Preference Given to Certain Entities
One of the new licenses must be issued to an applicant that is (1) a recognized class member of Pigford v. Glickman, 185 F.R.D. 82 (D.D.C. 1999), or In Re Black Farmers Litig., 856 F. Supp. 2d 1 (D.D.C. 2011) and (2) is a member of the Black Farmers and Agriculturalists Association-Florida Chapter. Notably, applicants meeting these two requirements are exempt from the requirements that (1) the applicant has been registered to do business in Florida for the five consecutive years prior to submitting the application, and (2) the applicant possess a valid certificate of registration issued by the Department of Agriculture and Consumer Services.

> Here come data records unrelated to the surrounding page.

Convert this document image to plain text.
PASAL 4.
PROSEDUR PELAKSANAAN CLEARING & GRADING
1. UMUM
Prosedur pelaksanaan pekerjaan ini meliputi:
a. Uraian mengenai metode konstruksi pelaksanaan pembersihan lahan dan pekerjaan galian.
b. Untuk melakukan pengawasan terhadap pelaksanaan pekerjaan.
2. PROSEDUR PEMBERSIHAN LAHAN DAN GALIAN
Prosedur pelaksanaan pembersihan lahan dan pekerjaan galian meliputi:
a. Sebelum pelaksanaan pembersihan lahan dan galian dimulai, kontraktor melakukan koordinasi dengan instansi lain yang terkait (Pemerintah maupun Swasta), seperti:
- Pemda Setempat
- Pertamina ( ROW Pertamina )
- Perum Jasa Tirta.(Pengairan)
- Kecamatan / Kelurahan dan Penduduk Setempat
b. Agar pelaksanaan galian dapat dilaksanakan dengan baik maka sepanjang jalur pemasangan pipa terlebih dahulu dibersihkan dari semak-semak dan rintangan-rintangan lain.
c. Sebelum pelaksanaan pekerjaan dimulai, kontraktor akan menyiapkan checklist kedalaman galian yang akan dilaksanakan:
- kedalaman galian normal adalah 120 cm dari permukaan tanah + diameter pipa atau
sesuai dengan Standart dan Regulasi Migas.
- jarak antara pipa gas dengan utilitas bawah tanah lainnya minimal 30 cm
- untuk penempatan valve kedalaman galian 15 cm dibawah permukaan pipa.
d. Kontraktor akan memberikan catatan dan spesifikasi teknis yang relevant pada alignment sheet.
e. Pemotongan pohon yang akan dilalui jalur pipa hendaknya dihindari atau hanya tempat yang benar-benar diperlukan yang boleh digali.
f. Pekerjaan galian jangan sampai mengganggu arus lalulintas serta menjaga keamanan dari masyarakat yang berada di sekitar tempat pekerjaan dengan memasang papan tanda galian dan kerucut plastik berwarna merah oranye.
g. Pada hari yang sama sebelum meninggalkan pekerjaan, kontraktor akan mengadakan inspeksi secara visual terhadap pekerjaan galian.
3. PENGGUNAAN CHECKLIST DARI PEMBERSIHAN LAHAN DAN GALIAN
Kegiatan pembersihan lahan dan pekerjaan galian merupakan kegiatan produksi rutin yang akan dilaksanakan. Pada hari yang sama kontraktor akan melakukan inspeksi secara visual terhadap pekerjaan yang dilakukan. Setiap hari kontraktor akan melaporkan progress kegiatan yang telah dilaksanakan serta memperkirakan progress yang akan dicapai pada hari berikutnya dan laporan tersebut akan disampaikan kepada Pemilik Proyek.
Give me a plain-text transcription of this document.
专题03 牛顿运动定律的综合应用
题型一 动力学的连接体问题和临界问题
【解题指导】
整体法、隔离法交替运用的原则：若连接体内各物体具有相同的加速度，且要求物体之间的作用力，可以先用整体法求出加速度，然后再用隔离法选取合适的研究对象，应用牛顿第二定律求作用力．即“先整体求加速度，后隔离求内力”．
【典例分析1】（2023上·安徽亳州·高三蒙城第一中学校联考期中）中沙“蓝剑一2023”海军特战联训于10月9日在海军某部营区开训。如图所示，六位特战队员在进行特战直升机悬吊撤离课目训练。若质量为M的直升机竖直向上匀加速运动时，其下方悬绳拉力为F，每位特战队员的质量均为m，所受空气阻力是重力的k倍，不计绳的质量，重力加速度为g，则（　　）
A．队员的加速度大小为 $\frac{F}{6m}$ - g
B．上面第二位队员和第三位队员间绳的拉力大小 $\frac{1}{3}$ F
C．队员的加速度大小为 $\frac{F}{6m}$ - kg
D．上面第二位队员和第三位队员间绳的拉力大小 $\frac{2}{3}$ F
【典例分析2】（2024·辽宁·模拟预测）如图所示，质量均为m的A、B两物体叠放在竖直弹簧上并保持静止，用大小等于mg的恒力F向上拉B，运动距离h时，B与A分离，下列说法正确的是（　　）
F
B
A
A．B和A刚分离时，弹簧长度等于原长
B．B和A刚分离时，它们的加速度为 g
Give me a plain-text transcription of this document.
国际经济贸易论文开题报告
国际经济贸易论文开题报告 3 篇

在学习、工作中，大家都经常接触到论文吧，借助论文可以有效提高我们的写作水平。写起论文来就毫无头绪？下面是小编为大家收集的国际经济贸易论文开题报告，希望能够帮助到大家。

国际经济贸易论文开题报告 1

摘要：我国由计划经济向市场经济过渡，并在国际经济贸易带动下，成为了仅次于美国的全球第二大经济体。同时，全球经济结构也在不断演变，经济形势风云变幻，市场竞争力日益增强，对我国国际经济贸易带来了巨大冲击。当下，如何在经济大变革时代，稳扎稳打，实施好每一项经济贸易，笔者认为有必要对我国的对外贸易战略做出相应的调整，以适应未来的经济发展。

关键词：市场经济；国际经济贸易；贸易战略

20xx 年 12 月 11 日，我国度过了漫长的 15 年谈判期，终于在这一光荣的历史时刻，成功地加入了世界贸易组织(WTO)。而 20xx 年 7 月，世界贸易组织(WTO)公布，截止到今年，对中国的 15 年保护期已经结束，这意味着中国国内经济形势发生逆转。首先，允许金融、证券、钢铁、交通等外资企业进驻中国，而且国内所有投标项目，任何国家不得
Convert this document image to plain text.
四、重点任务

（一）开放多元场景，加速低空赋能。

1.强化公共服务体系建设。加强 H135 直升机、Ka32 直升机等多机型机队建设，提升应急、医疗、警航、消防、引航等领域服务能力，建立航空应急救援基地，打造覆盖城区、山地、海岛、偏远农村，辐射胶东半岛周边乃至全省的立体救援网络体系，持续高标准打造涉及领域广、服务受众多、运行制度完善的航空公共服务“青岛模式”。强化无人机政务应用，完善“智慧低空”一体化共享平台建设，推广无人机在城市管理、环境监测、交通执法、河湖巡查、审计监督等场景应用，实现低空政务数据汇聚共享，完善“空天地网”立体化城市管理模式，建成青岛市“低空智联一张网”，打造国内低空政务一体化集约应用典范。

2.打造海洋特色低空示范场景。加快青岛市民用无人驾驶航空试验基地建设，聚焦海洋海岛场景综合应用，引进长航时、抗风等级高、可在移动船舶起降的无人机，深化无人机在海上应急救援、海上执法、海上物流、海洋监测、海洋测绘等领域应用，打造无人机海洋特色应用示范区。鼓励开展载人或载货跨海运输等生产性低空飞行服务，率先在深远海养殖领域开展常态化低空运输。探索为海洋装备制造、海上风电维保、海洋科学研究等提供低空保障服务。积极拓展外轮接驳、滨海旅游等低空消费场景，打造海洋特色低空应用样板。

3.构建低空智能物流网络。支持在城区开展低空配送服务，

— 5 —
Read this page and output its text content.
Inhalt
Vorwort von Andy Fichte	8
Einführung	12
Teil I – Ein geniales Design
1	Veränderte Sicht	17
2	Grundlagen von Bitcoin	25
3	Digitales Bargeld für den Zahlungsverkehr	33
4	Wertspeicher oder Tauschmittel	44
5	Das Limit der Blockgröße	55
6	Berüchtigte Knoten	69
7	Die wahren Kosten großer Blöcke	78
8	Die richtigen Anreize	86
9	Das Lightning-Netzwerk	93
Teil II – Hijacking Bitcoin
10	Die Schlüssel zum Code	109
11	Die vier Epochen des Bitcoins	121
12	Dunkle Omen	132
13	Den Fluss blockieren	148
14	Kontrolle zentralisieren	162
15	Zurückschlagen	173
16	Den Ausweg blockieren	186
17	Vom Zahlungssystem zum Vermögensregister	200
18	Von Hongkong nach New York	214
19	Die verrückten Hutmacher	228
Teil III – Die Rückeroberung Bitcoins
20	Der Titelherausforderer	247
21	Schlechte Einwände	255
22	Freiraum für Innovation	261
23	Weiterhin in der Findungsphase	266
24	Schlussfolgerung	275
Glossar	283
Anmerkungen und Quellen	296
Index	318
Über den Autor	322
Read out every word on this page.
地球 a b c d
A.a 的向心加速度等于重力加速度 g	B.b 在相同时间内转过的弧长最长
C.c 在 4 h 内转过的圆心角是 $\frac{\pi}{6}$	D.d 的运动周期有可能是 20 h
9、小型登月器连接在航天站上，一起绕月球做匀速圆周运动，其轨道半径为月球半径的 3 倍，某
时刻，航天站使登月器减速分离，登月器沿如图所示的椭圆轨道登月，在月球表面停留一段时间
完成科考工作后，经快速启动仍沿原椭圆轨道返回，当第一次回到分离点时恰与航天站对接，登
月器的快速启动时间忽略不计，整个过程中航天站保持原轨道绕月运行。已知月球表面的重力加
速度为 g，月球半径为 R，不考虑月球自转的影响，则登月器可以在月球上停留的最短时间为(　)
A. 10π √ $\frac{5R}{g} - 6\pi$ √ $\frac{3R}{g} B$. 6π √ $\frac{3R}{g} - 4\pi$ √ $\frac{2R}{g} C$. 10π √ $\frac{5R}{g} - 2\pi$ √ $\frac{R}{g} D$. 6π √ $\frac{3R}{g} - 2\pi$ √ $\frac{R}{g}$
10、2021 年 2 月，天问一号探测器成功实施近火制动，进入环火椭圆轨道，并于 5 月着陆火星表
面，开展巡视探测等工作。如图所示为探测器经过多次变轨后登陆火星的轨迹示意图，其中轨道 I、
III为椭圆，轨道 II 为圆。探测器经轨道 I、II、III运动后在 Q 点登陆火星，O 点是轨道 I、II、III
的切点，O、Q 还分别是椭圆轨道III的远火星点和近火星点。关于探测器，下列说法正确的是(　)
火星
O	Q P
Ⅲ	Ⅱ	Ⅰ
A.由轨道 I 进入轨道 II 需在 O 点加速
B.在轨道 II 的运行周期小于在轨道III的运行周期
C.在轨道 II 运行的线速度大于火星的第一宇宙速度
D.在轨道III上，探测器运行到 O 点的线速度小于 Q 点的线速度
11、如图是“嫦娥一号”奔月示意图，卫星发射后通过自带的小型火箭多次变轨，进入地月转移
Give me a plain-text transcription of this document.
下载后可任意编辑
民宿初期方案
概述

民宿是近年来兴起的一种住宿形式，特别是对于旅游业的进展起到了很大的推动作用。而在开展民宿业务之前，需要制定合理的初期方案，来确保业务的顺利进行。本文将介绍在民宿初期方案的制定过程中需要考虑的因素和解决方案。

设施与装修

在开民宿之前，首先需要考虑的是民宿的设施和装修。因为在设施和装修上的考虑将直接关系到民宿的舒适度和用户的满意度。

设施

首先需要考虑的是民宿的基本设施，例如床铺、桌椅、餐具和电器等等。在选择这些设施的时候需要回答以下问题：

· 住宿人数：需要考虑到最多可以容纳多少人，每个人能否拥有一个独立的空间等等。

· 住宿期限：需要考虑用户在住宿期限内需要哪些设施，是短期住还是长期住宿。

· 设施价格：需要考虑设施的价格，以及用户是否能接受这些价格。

Senate Bill 8A also requires the Department to give preference for up to two of the new licenses to applicants that demonstrate in their applications that they own one or more facilities that are, or were, used for the canning, concentrating, or otherwise processing of citrus fruit or citrus molasses and will use or convert the facility or facilities for the processing of marijuana.
Further Licenses to be Issued in the Future
In addition to the 10 new licenses to be issued by October 3, 2017, within six months after the registration of 100,000 active qualified patients in the medical marijuana use registry, the Department shall license four additional MMTCs. Active qualified patients on the registry currently number between 15,000 and 20,000. The Department is also directed to license four additional MMTCs within six months of the registration of each subsequent 100,000 active qualified patients.
Additional Requirements After Licensure
Successful applicants will be required to maintain compliance with the representations made in their applications, as well as with applicable law. Notably, applicants selected for licensure must (1) post a $5 million performance bond issued by an authorized surety insurance company rated in one of the three highest rating categories by a nationally recognized rating service, or (2) provide an irrevocable letter of credit payable to the Department or provide cash to the Department. Department rules currently require such bonds to be posted within 10 days of licensure.
Persons and entities interested in obtaining licensure as an MMTC should keep in mind that although the cultivation, processing, and dispensing of medical marijuana is legal under Florida state law, such activities remain illegal under federal law.